Bez słowa, nagle usiadł obok mnie Bill. Spojrzałem na niego, a on na mnie.

— Nie wiem, co czuć, Bill. Nie wiem.

— A...a... - nie wiem czy chciał coś powiedzieć, czy nie.

— B? Nie czas teraz na alfabet, Bill. Chcesz wiedzieć co się u mnie dzieje, a ja sam nie wiem, wszystko przychodzi tak nagle. Oh, Bill, gdybyś tylko wiedział.

Chłopak położył swoją dłoń na mojej, która była oparta o ziemię - wiem lepiej, niż może ci się wydawać.

Spojrzałem to na niego, to na dłonie.

— Mam nadzieję, że w końcu uda ci się wszystko poukłada, Stan - uśmiechnął się do mnie pokrzepiająco.

— Bill?

— Hm?

— Czy widzisz nas w innej znajomości, niż przyjaciele? - spojrzałem na niego.
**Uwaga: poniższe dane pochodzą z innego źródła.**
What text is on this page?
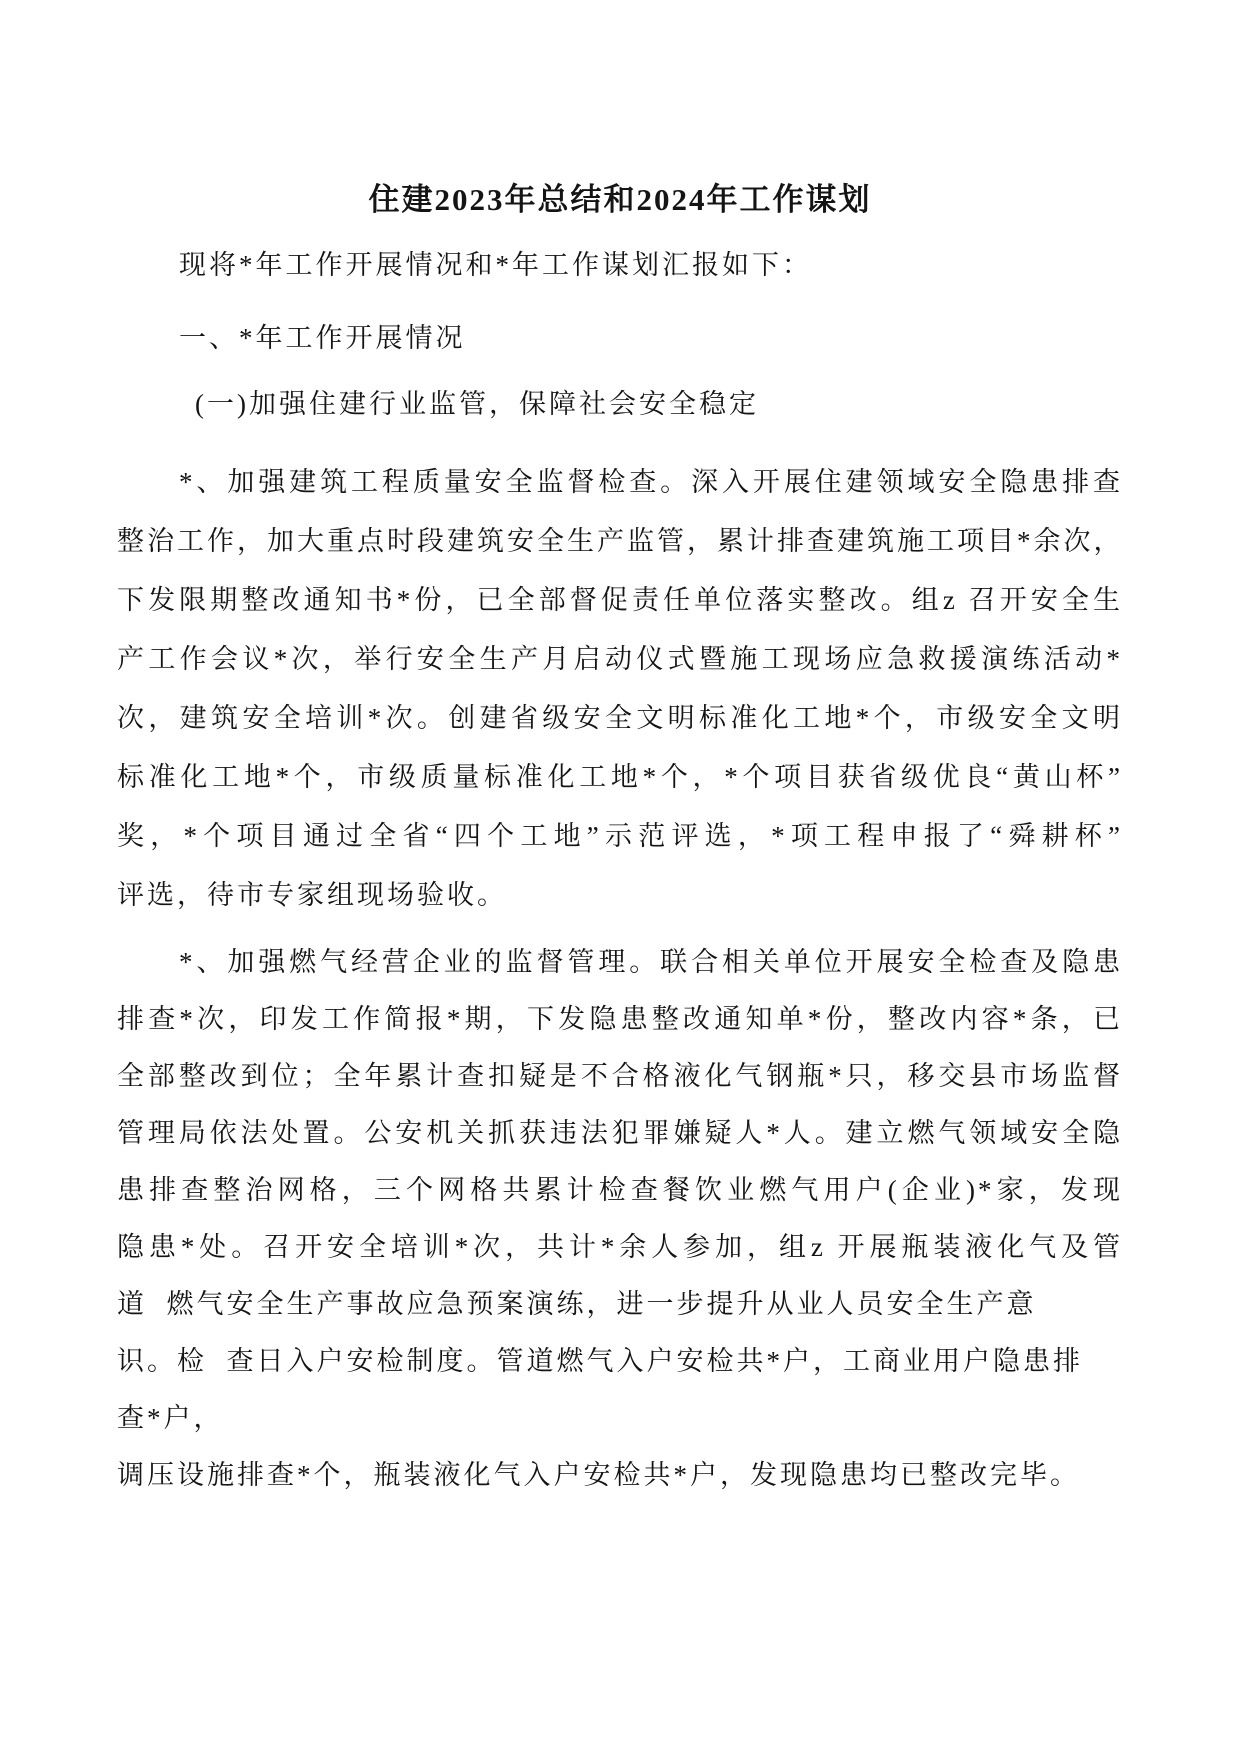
住建2023年总结和2024年工作谋划
现将*年工作开展情况和*年工作谋划汇报如下：
一、*年工作开展情况
(一)加强住建行业监管，保障社会安全稳定
*、加强建筑工程质量安全监督检查。深入开展住建领域安全隐患排查
整治工作，加大重点时段建筑安全生产监管，累计排查建筑施工项目*余次，
下发限期整改通知书*份，已全部督促责任单位落实整改。组z 召开安全生
产工作会议*次，举行安全生产月启动仪式暨施工现场应急救援演练活动*
次，建筑安全培训*次。创建省级安全文明标准化工地*个，市级安全文明
标准化工地*个，市级质量标准化工地*个，*个项目获省级优良“黄山杯”
奖，*个项目通过全省“四个工地”示范评选，*项工程申报了“舜耕杯”
评选，待市专家组现场验收。
*、加强燃气经营企业的监督管理。联合相关单位开展安全检查及隐患
排查*次，印发工作简报*期，下发隐患整改通知单*份，整改内容*条，已
全部整改到位；全年累计查扣疑是不合格液化气钢瓶*只，移交县市场监督
管理局依法处置。公安机关抓获违法犯罪嫌疑人*人。建立燃气领域安全隐
患排查整治网格，三个网格共累计检查餐饮业燃气用户(企业)*家，发现
隐患*处。召开安全培训*次，共计*余人参加，组z 开展瓶装液化气及管
道  燃气安全生产事故应急预案演练，进一步提升从业人员安全生产意
识。检  查日入户安检制度。管道燃气入户安检共*户，工商业用户隐患排
查*户，
调压设施排查*个，瓶装液化气入户安检共*户，发现隐患均已整改完毕。
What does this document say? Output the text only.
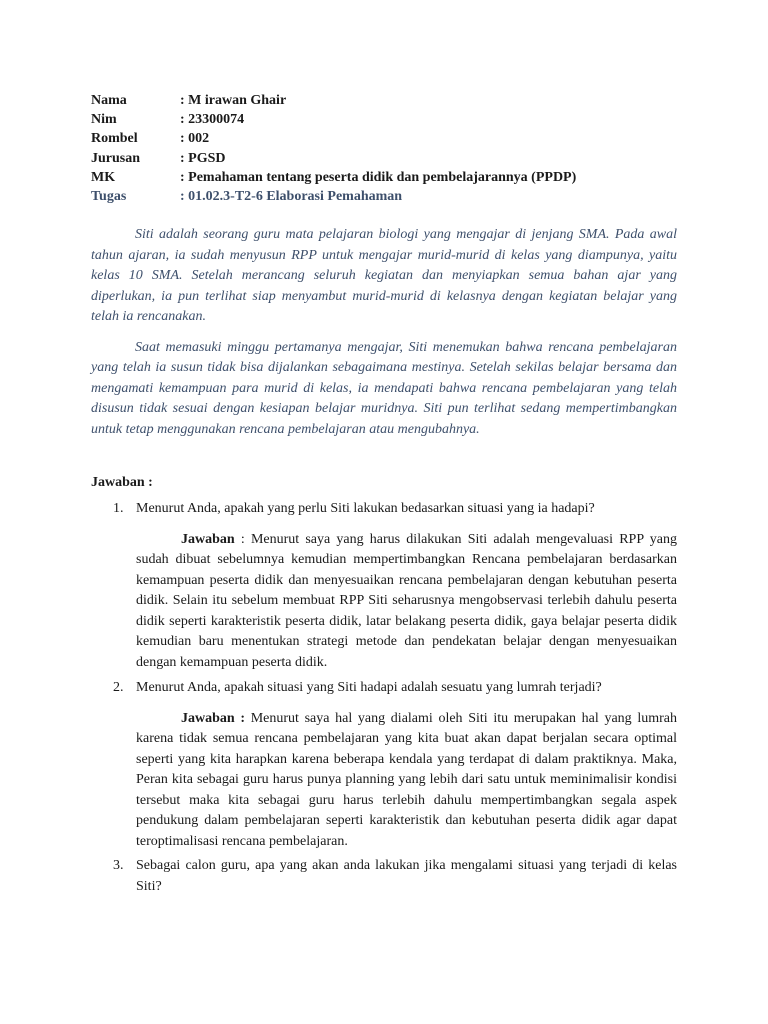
Nama	: M irawan Ghair
Nim	: 23300074
Rombel	: 002
Jurusan	: PGSD
MK	: Pemahaman tentang peserta didik dan pembelajarannya (PPDP)
Tugas	: 01.02.3-T2-6 Elaborasi Pemahaman

Siti adalah seorang guru mata pelajaran biologi yang mengajar di jenjang SMA. Pada awal tahun ajaran, ia sudah menyusun RPP untuk mengajar murid-murid di kelas yang diampunya, yaitu kelas 10 SMA. Setelah merancang seluruh kegiatan dan menyiapkan semua bahan ajar yang diperlukan, ia pun terlihat siap menyambut murid-murid di kelasnya dengan kegiatan belajar yang telah ia rencanakan.

Saat memasuki minggu pertamanya mengajar, Siti menemukan bahwa rencana pembelajaran yang telah ia susun tidak bisa dijalankan sebagaimana mestinya. Setelah sekilas belajar bersama dan mengamati kemampuan para murid di kelas, ia mendapati bahwa rencana pembelajaran yang telah disusun tidak sesuai dengan kesiapan belajar muridnya. Siti pun terlihat sedang mempertimbangkan untuk tetap menggunakan rencana pembelajaran atau mengubahnya.

Jawaban :
1. Menurut Anda, apakah yang perlu Siti lakukan bedasarkan situasi yang ia hadapi?
Jawaban : Menurut saya yang harus dilakukan Siti adalah mengevaluasi RPP yang sudah dibuat sebelumnya kemudian mempertimbangkan Rencana pembelajaran berdasarkan kemampuan peserta didik dan menyesuaikan rencana pembelajaran dengan kebutuhan peserta didik. Selain itu sebelum membuat RPP Siti seharusnya mengobservasi terlebih dahulu peserta didik seperti karakteristik peserta didik, latar belakang peserta didik, gaya belajar peserta didik kemudian baru menentukan strategi metode dan pendekatan belajar dengan menyesuaikan dengan kemampuan peserta didik.
2. Menurut Anda, apakah situasi yang Siti hadapi adalah sesuatu yang lumrah terjadi?
Jawaban : Menurut saya hal yang dialami oleh Siti itu merupakan hal yang lumrah karena tidak semua rencana pembelajaran yang kita buat akan dapat berjalan secara optimal seperti yang kita harapkan karena beberapa kendala yang terdapat di dalam praktiknya. Maka, Peran kita sebagai guru harus punya planning yang lebih dari satu untuk meminimalisir kondisi tersebut maka kita sebagai guru harus terlebih dahulu mempertimbangkan segala aspek pendukung dalam pembelajaran seperti karakteristik dan kebutuhan peserta didik agar dapat teroptimalisasi rencana pembelajaran.
3. Sebagai calon guru, apa yang akan anda lakukan jika mengalami situasi yang terjadi di kelas Siti?
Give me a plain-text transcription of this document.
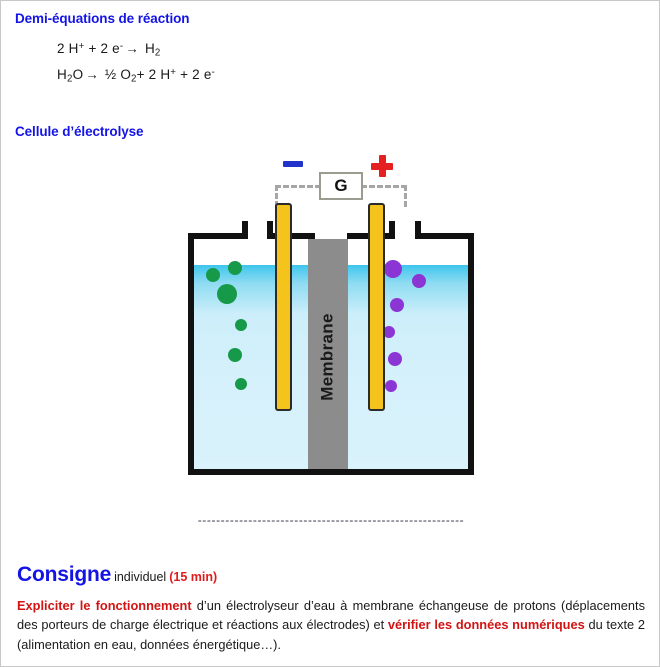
Demi-équations de réaction
2 H+ + 2 $e^- \to H_2$
$H_2O$ → ½ $O_2+ 2$ H+ + 2 e-
Cellule d’électrolyse
G
Membrane
----------------------------------------------------------
Consigne individuel (15 min)
Expliciter le fonctionnement d’un électrolyseur d’eau à membrane échangeuse de protons (déplacements des porteurs de charge électrique et réactions aux électrodes) et vérifier les données numériques du texte 2 (alimentation en eau, données énergétique…).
Siedzieliśmy w ciszy patrząc sobie w oczy, gdybym teraz nie wyczekiwał odpowiedzi, byłbym szczęśliwy.

— Chyba tak. - powiedział niepewnie.

— Okej. - zacisnąłem szczękę patrząc przed siebie. Bill chwycił delikatnie mój podbródek i odwrócił moją głowę w stronę jego.

— Tak.

Uśmiechnąłem się prawie niewidocznie i pokiwałem lekko głową.

— Powinniśmy już wracać. - dodał po chwili.

—Jedź, ja posiedzę jeszcze chwilę.

— Jesteś pewny?

— Tak.

Ten kiwnął głową, wsiadł na rower i pojechał w stronę szkoły, a ja uniosłem głowę i spojrzałem na niebo.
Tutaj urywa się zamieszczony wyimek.